Was zu einem der lässigsten Schlusssätze seit "Vom Winde verweht" führt. London Boulevard ist ein
nur scheinbar hingerotztes,
maulfaules,
hellwaches,
herausforderndes
literarisches Monument, das mit dem Genre Kriminalroman spielt, ihn gleichzeitig ernst nimmt und auseinander reißt. Und einmal mehr bestätigt: "Hell is a woman".
Meisterlich …
Kerrkovian erleichterte ich um
Eine Sig Sauer .45
Eine Brieftasche
Zigaretten
Ein Stilett
Und einen Zettel mit einer Telefonnummer,
Die von Gant.
Dem Punk nahm ich ab:
Eine Browning
Ein dickes Bündel Geldscheine
Pfefferminzbonbons
Kondome
Koks.
Ein Gedicht von einem Buch. Ich liebe es.

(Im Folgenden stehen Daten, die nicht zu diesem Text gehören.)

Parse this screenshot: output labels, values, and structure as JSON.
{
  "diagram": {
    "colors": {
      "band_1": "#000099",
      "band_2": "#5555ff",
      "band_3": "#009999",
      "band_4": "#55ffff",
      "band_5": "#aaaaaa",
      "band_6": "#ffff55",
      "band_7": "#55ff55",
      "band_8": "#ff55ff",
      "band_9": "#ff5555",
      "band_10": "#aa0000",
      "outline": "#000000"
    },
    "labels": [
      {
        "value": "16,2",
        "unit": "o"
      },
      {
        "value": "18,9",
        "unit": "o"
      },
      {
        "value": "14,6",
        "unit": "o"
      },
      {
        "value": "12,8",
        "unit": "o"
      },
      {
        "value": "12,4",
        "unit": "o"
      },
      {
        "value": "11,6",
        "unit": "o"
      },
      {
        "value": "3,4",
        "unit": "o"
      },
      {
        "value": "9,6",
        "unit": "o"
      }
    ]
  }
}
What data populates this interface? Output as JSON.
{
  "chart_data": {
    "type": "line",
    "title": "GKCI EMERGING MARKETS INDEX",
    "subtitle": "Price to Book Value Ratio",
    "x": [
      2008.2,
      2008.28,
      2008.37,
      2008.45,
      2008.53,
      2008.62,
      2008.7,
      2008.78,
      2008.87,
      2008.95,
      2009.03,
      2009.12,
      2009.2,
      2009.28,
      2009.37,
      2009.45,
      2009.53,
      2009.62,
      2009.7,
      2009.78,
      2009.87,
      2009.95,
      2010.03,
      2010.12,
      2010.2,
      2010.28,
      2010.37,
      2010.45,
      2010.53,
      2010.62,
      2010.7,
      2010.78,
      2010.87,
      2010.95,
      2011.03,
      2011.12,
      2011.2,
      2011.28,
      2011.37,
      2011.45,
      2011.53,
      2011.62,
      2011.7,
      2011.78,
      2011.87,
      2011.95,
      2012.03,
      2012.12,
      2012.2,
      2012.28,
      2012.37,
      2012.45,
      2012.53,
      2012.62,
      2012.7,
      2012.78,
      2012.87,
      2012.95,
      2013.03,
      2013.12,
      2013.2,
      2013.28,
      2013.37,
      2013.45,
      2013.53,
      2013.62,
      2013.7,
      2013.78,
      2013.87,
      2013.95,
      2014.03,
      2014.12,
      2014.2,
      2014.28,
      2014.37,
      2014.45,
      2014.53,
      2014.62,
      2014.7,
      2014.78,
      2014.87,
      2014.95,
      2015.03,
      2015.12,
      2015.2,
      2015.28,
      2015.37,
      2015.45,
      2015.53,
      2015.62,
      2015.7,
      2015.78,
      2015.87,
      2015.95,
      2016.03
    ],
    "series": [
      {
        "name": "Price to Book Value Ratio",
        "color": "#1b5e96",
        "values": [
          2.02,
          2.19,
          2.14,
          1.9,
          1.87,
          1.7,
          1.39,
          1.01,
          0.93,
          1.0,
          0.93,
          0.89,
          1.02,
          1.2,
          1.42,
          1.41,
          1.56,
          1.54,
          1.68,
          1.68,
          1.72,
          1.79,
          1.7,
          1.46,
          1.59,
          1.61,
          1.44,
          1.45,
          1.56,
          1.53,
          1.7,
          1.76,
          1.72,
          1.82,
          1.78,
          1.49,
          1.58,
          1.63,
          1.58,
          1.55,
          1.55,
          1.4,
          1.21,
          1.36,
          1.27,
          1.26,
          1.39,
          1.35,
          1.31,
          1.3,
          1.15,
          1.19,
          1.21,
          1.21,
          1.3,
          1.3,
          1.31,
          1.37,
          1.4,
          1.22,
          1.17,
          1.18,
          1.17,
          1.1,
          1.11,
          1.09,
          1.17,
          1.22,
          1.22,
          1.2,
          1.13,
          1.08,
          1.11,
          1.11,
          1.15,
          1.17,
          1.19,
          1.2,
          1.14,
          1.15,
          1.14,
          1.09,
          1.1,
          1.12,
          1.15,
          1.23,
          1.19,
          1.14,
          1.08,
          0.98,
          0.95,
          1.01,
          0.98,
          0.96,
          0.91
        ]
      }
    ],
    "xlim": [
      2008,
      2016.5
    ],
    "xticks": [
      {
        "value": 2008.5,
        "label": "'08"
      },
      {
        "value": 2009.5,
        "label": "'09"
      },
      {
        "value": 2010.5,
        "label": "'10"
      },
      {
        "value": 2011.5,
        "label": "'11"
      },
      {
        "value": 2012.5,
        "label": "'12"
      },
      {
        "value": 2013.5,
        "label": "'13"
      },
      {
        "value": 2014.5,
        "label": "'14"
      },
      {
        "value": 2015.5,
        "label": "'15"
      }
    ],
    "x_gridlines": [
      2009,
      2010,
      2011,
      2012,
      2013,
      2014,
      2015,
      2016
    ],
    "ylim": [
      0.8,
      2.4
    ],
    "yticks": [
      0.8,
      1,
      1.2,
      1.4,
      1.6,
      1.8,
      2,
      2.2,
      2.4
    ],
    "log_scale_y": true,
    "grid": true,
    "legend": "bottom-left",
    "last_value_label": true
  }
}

PS.: Ein weiterer Grund zur Freude für deutschsprachige Leser - London Boulevard wurde nicht von Harry Rowohlt übersetzt. Soweit der Eindruck ohne Kenntnis des Originals nicht trügt: Conny Lösch hat ihre Sache verdammt gut gemacht.
PPS.: Interessante Koinzidenz: sowohl bei Ken Bruen wie bei Val McDermid kommen ihre jeweiligen Protagonisten mit Charles Willeford und James Sallis in Berührung. Die Guten wissen warum.